These sweet and scrumptious baked chicken wings can be enjoyed on their own or with sweet potato mash, crunchy green beans and a chilled glass of Pure Mead. Finger-lickin' good.
As always, our recipes are a bit ‘bish, bash, bosh’ so just go for it and have fun!
– Chicken wings (obvs)
– 1 tsp chicken seasoning
– 1 tsp black pepper
– 1/2 tsp salt
– 1 tsp mixed herbs
– 2 tsp soy sauce
– Mustard (your choice but French or English work best)
– 1/2 cup of quality English honey (the more local the better)
– 1/2 a lemon
– 2 tsp turmeric
– Loxwood Meadworks Pure Mead
– Brown sugar
– Poke small holes in the chicken wings, coat with the seasoning and leave in the fridge to marinate for at least 2 hours, but preferably overnight.
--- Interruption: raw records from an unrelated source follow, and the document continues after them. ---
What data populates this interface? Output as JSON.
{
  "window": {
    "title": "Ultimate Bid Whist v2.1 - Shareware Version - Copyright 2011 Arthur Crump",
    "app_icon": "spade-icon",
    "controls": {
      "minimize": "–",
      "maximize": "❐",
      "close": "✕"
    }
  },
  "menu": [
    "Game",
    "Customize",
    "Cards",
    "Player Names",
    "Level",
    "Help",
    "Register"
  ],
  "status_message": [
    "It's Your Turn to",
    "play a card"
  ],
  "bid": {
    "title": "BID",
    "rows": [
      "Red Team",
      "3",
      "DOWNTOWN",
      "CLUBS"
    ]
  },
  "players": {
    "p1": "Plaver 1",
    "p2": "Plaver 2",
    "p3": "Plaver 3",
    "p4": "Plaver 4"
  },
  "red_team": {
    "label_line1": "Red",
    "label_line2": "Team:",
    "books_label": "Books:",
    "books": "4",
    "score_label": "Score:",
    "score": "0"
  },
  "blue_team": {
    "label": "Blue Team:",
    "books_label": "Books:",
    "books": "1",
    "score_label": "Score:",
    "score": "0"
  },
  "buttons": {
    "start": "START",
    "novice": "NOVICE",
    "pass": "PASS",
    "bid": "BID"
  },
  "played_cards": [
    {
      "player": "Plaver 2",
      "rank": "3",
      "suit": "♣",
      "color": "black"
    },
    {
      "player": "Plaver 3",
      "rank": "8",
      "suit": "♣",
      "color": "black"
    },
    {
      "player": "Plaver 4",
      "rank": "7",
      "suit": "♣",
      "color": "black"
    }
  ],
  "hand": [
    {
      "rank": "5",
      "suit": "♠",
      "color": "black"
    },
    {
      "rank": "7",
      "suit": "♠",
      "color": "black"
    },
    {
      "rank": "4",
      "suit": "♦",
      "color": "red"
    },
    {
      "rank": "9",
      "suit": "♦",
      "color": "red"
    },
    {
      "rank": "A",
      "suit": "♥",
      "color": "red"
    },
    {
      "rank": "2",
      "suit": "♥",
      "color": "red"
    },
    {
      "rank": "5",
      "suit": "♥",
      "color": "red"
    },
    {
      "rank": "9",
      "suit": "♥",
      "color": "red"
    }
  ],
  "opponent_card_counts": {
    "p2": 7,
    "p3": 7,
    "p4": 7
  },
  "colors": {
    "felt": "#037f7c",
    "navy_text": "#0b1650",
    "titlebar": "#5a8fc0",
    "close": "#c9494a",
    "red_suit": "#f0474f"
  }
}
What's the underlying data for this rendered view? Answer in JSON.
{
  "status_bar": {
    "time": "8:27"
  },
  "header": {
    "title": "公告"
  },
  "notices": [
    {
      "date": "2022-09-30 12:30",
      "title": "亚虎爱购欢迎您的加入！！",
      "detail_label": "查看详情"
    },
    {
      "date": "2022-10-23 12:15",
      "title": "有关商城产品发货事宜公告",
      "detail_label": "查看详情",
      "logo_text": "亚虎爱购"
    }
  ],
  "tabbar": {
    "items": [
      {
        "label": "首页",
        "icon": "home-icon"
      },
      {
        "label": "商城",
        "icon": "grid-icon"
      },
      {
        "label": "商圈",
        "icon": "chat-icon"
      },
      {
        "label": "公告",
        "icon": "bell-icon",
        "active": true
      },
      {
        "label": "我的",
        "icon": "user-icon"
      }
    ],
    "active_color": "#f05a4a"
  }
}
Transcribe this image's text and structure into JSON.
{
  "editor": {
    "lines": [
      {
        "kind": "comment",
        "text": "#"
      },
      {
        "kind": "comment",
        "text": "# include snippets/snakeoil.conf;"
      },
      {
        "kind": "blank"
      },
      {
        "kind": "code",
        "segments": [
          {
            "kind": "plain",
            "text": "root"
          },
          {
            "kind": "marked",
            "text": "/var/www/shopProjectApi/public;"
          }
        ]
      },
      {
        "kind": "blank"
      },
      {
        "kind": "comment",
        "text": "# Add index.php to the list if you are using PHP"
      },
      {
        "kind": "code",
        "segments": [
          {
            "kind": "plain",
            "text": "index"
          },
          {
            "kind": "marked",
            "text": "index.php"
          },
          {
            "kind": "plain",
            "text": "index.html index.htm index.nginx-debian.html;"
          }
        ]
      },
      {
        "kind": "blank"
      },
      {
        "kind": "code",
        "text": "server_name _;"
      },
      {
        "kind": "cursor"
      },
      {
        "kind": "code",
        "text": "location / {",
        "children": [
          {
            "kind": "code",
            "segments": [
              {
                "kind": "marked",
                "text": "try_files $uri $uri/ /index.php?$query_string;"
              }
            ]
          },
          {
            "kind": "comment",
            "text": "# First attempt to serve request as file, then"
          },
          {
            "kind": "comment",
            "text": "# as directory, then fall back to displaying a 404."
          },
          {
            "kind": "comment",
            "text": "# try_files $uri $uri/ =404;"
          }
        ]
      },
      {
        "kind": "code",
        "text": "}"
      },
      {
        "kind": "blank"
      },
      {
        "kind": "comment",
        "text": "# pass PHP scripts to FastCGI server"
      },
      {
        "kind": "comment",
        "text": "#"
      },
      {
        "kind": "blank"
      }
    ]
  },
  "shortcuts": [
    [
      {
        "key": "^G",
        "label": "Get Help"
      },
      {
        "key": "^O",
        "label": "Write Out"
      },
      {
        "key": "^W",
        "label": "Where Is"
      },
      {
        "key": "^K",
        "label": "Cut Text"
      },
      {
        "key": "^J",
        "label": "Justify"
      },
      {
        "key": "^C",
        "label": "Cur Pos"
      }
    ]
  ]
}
– When you’re ready, remove the wings from the fridge and set the oven to 180ºC.
– Lay them out on a baking tray and place in the oven for 40 minutes, turning halfway through.
Meanwhile, prepare the glaze…
– In a saucepan, add brown sugar with a little water until it becomes syrup-like.
– Add in the honey, turmeric, squeeze the lemon in and the mustard (to taste).
– Add a generous slosh of Pure Mead, cover and simmer on a low heat for 10 minutes.
– Once the wings have been in for the 40 minutes, remove from the oven and brush with half of the glaze.
– Bake for a further 5 minutes, remove and coat with the rest of the glaze. Bake for a final 5 minutes.
– Serve! Garnish with finely chopped spring onion or as part of a meal with sweet potato mash and crunchy green beans.